KIM:  And today’s president?
GT:  He is one of the worst ever.  He started out with a surplus and plunged us into historic debt.  Conservatism means respecting this environment and preserving it.  Theodore Roosevelt created the National Park System.  Conservatism also means to respect the ideal of democracy, and this presidency is the most secret, most opaque president ever…he is not a Republican.  Although I am Democrat, I have learned a great deal from the Republicans, and it is the tension between the two parties that makes us better Democratic and Republicans, and more responsible Republicans, and that is what makes the system work.  But a partisan Supreme Court appointed George Bush, and what really angers me was that in 2004 election, the American people voted him in.  I could not watch the news for a week after I was so disappointed in the American voting public.
George Takei and Brad AltmanKIM:  And that is part of why you came out of the closet to talk about these things.  Was it also because of your father’s influence that you waited so long to come out of the closet?
GT:  You are probably making reference to 2005.  I am gay, but my partner Brad Altman and I have been together for 20 years [Takei introduces Brad Altman, who stands up to a warm round of applause].  We have been out for many years, and it is only that I have not spoken to the press about it.
KIM:  And you just decided to issue a press release one day saying, “I’m gay?”

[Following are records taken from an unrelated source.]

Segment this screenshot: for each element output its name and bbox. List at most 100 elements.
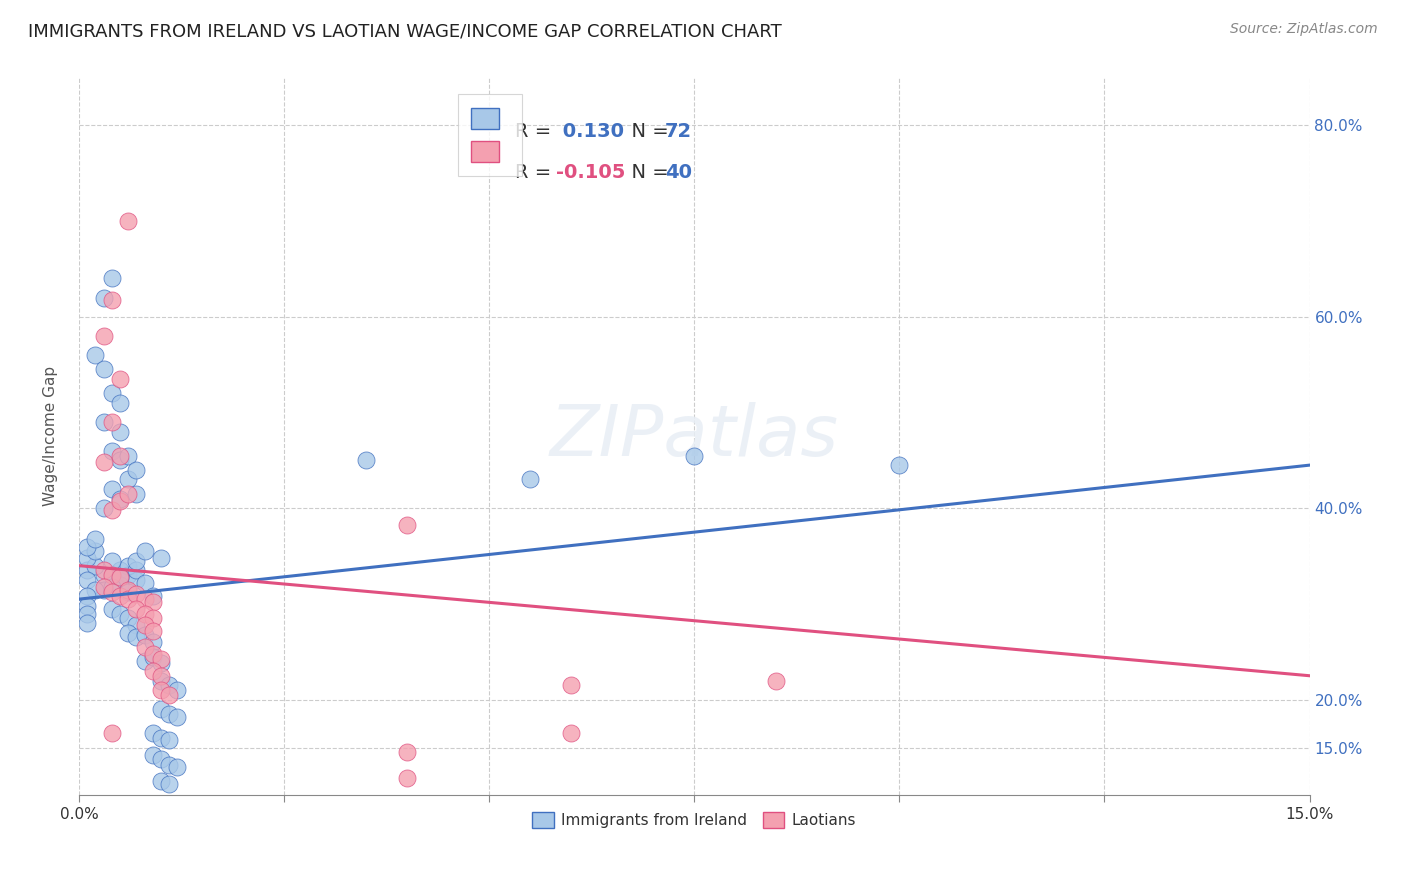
Point xyxy=(117,487,139,501)
Point xyxy=(125,573,148,587)
Point xyxy=(108,570,131,584)
Point xyxy=(683,449,706,463)
Point xyxy=(108,372,131,386)
Point xyxy=(142,748,165,763)
Point xyxy=(108,493,131,508)
Point xyxy=(150,652,173,666)
Point xyxy=(125,618,148,632)
Point xyxy=(117,592,139,607)
Point xyxy=(100,443,122,458)
Point xyxy=(100,726,122,740)
Point xyxy=(84,532,107,546)
Point xyxy=(125,463,148,477)
Point xyxy=(93,291,115,305)
Point xyxy=(889,458,911,472)
Legend: Immigrants from Ireland, Laotians: Immigrants from Ireland, Laotians xyxy=(526,806,862,834)
Point xyxy=(100,415,122,429)
Point xyxy=(76,616,98,631)
Point xyxy=(108,607,131,621)
Point xyxy=(93,501,115,516)
Point xyxy=(354,453,377,467)
Point xyxy=(134,544,156,558)
Point xyxy=(108,449,131,463)
Point xyxy=(117,473,139,487)
Point xyxy=(150,657,173,671)
Point xyxy=(76,573,98,587)
Point xyxy=(134,627,156,641)
Point xyxy=(125,487,148,501)
Point xyxy=(396,771,419,785)
Point xyxy=(76,551,98,566)
Point xyxy=(117,558,139,573)
Point xyxy=(150,752,173,766)
Point xyxy=(125,587,148,601)
Point xyxy=(117,568,139,582)
Point xyxy=(765,673,787,688)
Point xyxy=(142,726,165,740)
Point xyxy=(125,554,148,568)
Y-axis label: Wage/Income Gap: Wage/Income Gap xyxy=(44,367,58,507)
Point xyxy=(93,362,115,376)
Point xyxy=(76,589,98,603)
Point xyxy=(134,607,156,621)
Point xyxy=(125,631,148,645)
Point xyxy=(117,585,139,599)
Point xyxy=(166,710,188,724)
Text: -0.105: -0.105 xyxy=(557,162,626,182)
Point xyxy=(117,449,139,463)
Text: R =: R = xyxy=(515,122,557,141)
Point xyxy=(84,558,107,573)
Point xyxy=(93,580,115,594)
Point xyxy=(150,551,173,566)
Point xyxy=(396,518,419,533)
Point xyxy=(93,415,115,429)
Point xyxy=(157,678,180,692)
Point xyxy=(108,425,131,439)
Point xyxy=(117,582,139,597)
Point xyxy=(76,607,98,621)
Point xyxy=(108,453,131,467)
Point xyxy=(84,348,107,362)
Point xyxy=(117,214,139,228)
Point xyxy=(108,491,131,506)
Point xyxy=(93,582,115,597)
Text: Source: ZipAtlas.com: Source: ZipAtlas.com xyxy=(1230,22,1378,37)
Point xyxy=(134,654,156,668)
Point xyxy=(108,589,131,603)
Point xyxy=(100,568,122,582)
Point xyxy=(117,611,139,625)
Point xyxy=(100,482,122,496)
Text: 0.130: 0.130 xyxy=(557,122,624,141)
Point xyxy=(84,582,107,597)
Point xyxy=(93,455,115,469)
Point xyxy=(134,618,156,632)
Point xyxy=(157,732,180,747)
Point xyxy=(108,578,131,592)
Point xyxy=(142,595,165,609)
Point xyxy=(76,564,98,578)
Point xyxy=(93,564,115,578)
Point xyxy=(125,564,148,578)
Point xyxy=(100,386,122,401)
Point xyxy=(93,329,115,343)
Point xyxy=(117,625,139,640)
Point xyxy=(100,601,122,615)
Point xyxy=(150,673,173,688)
Point xyxy=(134,592,156,607)
Point xyxy=(108,564,131,578)
Point xyxy=(100,580,122,594)
Point xyxy=(100,293,122,307)
Point xyxy=(157,757,180,772)
Point xyxy=(142,611,165,625)
Point xyxy=(150,702,173,716)
Point xyxy=(142,635,165,649)
Text: 40: 40 xyxy=(665,162,692,182)
Point xyxy=(108,396,131,410)
Text: ZIPatlas: ZIPatlas xyxy=(550,402,839,471)
Point xyxy=(157,688,180,702)
Text: IMMIGRANTS FROM IRELAND VS LAOTIAN WAGE/INCOME GAP CORRELATION CHART: IMMIGRANTS FROM IRELAND VS LAOTIAN WAGE/… xyxy=(28,22,782,40)
Point xyxy=(100,271,122,285)
Point xyxy=(93,568,115,582)
Point xyxy=(142,647,165,661)
Point xyxy=(560,726,582,740)
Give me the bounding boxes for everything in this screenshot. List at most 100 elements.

We are engaged in society and financially contribute to many non-profits, and our names are carved together on building walls, some even in granite.  So we’ve been out for a long time.  I mean, when you have your name together in the public eye…that is out.  I just never spoke to the press about it.  The reason I talked to the press in 2005 was because of a historic event that happened in California,
Both houses of our legislature, the assembly and senate, passed the “same sex marriage” bill.  It was historic.  There is a same sex marriage bill in Massachusetts but that came through the judicial route, through the courts, but this was the first time that the legislature, both houses, passed the same sex marriage.  The only thing required to make it become a law of our state was a signature from our governor…and you know who he is.  A former movies star.  And when he ran for office, he made all these political statements, “I am from Hollywood, I have worked with gays and lesbians, I am comfortable with them.”


On the TONIGHT SHOW with Jay Leno, while he was campaigning, Leno gave him a hypothetical asking, “If our legislature passed the same sex marriage bill would you sign?”  Our governor said, “Yes I would.  Some of my best friends are gays and lesbians.”  I thought surely that after it was passed and he campaigned the way he had that he would sign it.  But no, he vetoed it; he was playing into the narrowest and most reactionary segment of the Republican Party.  I felt I needed to speak out, and for me to speak out on this issue, my voice needed to be authentic and so I spoke to the press.  So the press is the one who has decided that we came out in 2005.
NEXT SUNDAY: In the final part of this intriguing interview, Takei talks about his licentious roasting of William Shatner on the Comedy Network, how he became a semi-regular on the Howard Stern show (a man he initially despised), his involvement on the hit show HEROES and the somewhat shameful way he got on the show, which reflects that even today and with his pedigree as an actor, Asian American actors are still treated unfairly in Hollywood.
[*AUTHOR NOTE: Regarding America’s forgetfullness of the Japanese internment camps, it is worth noting that our country is not the only one blind to its historical misdeeds. Many people in Japan do not know that their army slaughtered 300,000 Chinese men, women and children, and raped 20,000 Chinese women and girls during the Rape of Nanking; Japan’s current ruling party recently claimed that these events never occurred.]